The big environmental stories in the Chinese media (25 June-1 July)
On Monday, two generation units of the Baihetan mega-dam went into operation, the government has announced.
Once fully operational in 2022, the dam on the Jinsha River, a tributary of the Yangtze will have a generating capacity of 16GW, behind only the Three Gorges dam (22.5GW).
China’s official broadcaster CCTV said the power will save about 19 million tonnes of standard coal and reduce over 51 million tonnes of CO2 emissions per year.
Building massive hydropower dams is seen as key to meeting China’s 2060 carbon neutrality goal. China has planned 27 cascade hydropower dams on the Jinsha, with a total capacity of four times the Three Gorges. One these are built, the river will become the country’s largest hydropower base.

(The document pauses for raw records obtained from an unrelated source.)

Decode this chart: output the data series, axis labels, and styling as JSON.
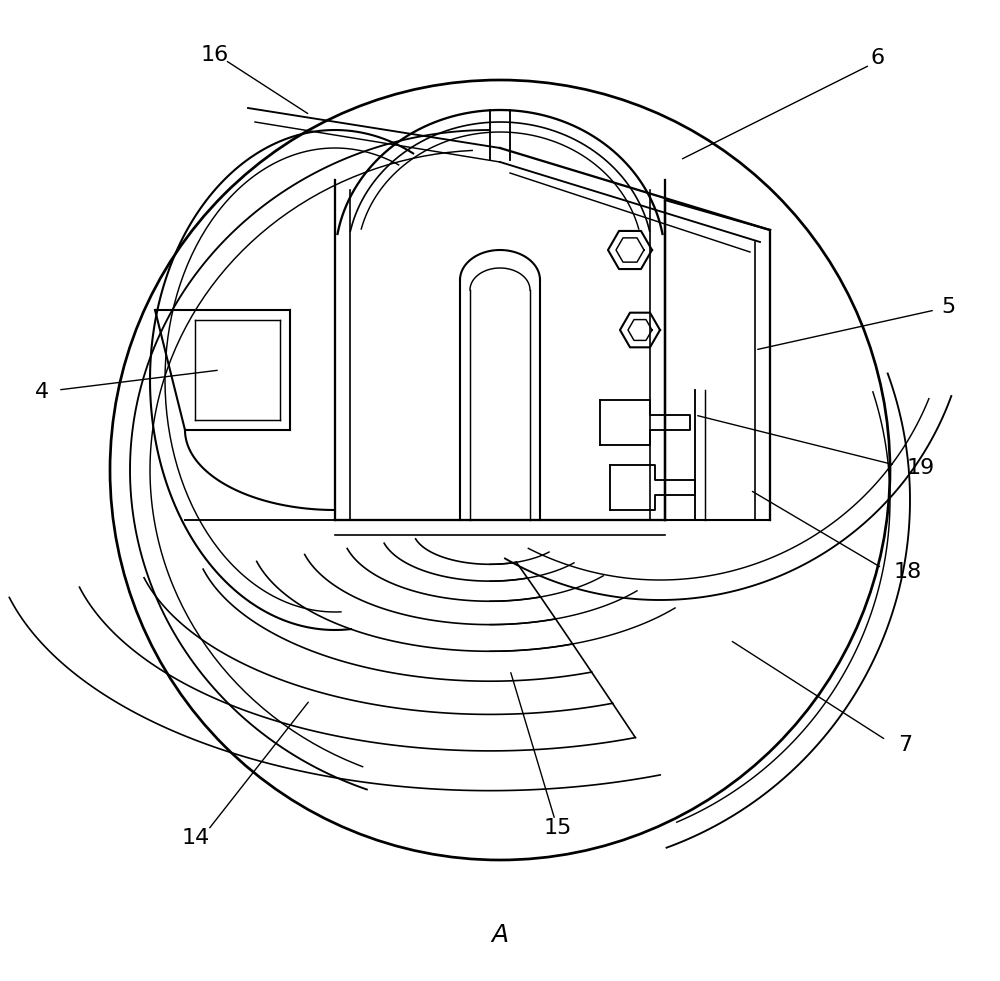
{
  "bg_color": "#ffffff",
  "line_color": "#000000",
  "figsize": [
    10.0,
    9.81
  ],
  "label_A": "A",
  "dpi": 100
}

The Jinsha flows from the Tibetan plateau to Sichuan province for 2,300 kilometres. It’s one of China’s most critical biodiversity hotspots, home to hundreds of native fish species. Environmental and social concerns over hydropower on the Jinsha have been raised over many years though they have died down more recently.

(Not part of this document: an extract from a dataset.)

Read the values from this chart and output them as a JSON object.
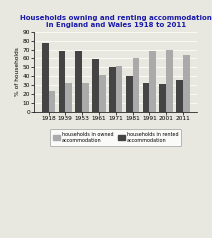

Baihetan’s environmental impact assessment report was approved by the Ministry of Ecology and Environment in 2015. Construction took four years.

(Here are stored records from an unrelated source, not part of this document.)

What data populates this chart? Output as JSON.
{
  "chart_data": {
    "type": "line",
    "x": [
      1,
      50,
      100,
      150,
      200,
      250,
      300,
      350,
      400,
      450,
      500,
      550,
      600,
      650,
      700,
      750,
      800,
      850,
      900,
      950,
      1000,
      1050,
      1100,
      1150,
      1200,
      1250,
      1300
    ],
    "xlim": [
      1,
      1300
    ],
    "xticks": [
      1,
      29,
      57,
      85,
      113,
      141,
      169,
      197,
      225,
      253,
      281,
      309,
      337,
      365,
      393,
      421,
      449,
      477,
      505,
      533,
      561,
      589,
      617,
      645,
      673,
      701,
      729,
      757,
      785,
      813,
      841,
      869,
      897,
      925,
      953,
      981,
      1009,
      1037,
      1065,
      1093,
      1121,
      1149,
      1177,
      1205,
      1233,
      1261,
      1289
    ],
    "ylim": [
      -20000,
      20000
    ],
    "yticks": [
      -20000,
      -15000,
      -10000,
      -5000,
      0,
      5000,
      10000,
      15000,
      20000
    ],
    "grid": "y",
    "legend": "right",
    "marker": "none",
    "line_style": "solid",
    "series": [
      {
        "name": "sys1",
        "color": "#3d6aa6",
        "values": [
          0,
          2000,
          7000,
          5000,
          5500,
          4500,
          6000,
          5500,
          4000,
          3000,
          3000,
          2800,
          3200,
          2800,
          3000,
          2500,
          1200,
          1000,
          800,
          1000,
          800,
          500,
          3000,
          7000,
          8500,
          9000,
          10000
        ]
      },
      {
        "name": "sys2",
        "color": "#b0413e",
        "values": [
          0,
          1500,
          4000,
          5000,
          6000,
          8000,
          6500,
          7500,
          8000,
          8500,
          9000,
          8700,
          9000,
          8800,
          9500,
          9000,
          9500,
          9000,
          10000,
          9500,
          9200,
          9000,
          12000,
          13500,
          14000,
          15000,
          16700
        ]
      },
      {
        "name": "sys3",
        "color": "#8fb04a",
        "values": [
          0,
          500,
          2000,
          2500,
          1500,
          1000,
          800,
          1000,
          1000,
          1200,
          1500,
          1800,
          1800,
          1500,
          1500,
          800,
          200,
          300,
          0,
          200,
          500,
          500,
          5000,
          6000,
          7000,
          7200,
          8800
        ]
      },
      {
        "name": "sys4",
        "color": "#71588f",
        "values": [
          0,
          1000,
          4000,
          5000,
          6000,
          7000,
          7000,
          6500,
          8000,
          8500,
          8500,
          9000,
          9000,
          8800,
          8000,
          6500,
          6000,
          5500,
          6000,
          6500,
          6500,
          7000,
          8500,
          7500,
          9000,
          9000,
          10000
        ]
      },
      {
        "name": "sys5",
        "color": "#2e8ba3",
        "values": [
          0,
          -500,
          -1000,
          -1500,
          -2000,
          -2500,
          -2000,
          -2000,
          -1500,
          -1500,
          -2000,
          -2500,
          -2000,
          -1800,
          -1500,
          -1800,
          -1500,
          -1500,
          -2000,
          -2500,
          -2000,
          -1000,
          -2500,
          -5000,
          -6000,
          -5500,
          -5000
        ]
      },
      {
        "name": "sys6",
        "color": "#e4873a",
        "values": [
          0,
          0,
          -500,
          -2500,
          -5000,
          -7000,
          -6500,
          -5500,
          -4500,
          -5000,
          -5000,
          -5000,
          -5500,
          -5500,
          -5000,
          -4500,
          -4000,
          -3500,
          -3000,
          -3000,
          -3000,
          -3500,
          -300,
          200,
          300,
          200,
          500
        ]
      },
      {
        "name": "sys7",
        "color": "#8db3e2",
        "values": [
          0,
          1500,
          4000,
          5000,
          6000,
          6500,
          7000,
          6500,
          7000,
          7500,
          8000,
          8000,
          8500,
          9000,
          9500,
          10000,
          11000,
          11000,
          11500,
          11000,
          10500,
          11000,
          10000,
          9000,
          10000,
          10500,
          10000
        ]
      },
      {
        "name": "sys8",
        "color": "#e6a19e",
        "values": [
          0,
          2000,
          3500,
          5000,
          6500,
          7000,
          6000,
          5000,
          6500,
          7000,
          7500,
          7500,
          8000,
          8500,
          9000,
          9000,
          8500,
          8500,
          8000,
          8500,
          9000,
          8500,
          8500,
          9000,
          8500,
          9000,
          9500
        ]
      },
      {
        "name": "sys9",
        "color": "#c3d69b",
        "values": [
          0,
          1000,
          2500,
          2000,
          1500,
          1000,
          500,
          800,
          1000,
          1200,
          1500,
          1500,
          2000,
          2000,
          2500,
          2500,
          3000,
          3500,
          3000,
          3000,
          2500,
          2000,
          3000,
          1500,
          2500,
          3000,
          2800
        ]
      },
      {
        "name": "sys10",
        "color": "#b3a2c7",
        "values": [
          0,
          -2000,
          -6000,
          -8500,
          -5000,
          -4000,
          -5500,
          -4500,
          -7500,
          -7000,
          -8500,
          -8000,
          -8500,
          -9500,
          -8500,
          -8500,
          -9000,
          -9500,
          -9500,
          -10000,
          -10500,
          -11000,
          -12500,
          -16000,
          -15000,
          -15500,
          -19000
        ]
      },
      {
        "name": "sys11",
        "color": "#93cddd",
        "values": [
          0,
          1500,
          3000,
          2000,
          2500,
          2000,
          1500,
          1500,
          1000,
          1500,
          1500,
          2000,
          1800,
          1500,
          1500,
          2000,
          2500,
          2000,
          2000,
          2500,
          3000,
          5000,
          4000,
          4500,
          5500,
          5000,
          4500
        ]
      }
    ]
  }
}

A study published last year found that since a few dams went into operation in the watershed, fish species in the lower reaches fell from 141 in the 1980s to 78 during 2008-2011. The EIA report says indigenous fish species, which prefer fast currents, are likely to keep decreasing and even go extinct. The state-owned Three Gorges Cooperation, which runs four mega-dams in the Jinsha River, including Baihetan, has committed to releasing millions of fingerlings into the river and establishing a fund to protect the region’s biodiversity.